3 Replies Latest reply on Jan 24, 2011 10:58 AM by LeeHowes

    Native functions and kernels sharing buffers in OpenCL


      I read ATI Stream Computing Guide, and googled a bit, but I couldn't find answers to the following questions that were bothering me:

      1. I have ATI Mobility Radeon 5650 and I tried to use native_divide function with integer data as arguments, instead of regular /. There is no error reported, but I get wrong results. Why is this?

      2. In one of my kernels I have an argument step that always has a value that is a power of two. Replacing i%step with  i & (step-1) should improve performance. But after replacement, I again get wrong results.

      3. I was wondering if two kernels that run one after another could share a buffer. I was implementing an out-of-place algorithm and the idea was to have the output of one kernel become the input for the second one, without having to transfer data back to host and then again from host to device. Does anyone know if this is possible?

      Thank you in advance for your time and answers!


        • Native functions and kernels sharing buffers in OpenCL

          3. yes it is possible. just enqueue two kernels with same buffer. you must of course ensure synchronization if you use same mem object between different queues or in queue which is out of order.

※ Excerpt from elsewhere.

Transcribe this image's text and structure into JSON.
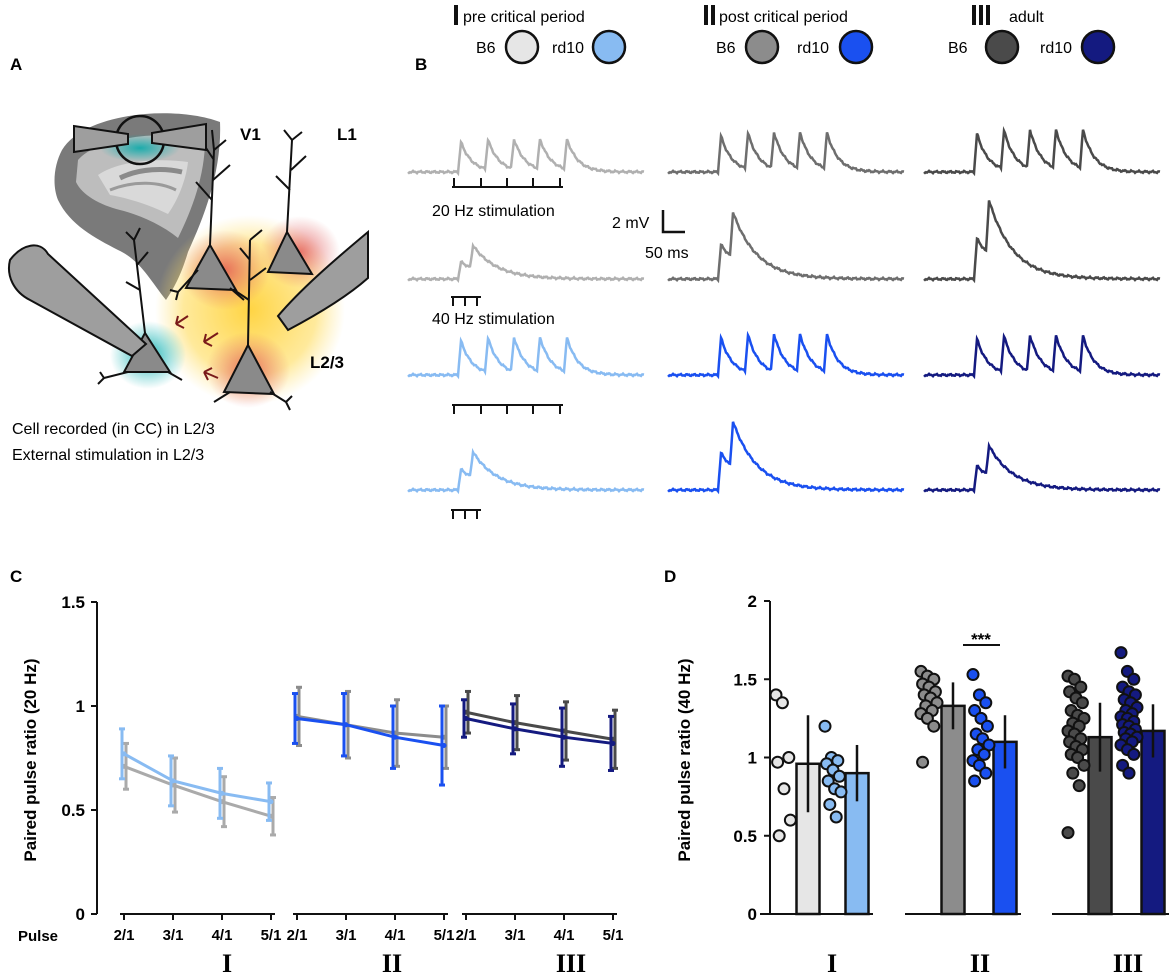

            • Native functions and kernels sharing buffers in OpenCL


              Yes nou is correct. The global buffers obey a memory persistent model so all the memory used by a kernel remains as such till the program finally terminates. You can use any number of kernels in queue with each using the output of previous kenel as its input.

              Regarding the other problems i would realy appreciate if you can send some test case so we can reproduce the issue at our end. We can try to fix them in the next SDK release.


                • Native functions and kernels sharing buffers in OpenCL

                  1) The native functions take floats as arguments. I presume it's casting to a float implicitly in your code, so ensure that you're not losing information in the cast. Also, how do you define "wrong"? native_divide is certainly aiming for a lower precision result than the standard divide. Is it actually wrong, or merely less precise than you would like?

                  2) What type is i? What does the ISA code look like that is generated from your change?

                  As just suggested, a test case would help people give you a clearer answer. As you can see from my questions above your query is not specific enough to give a clear answer to.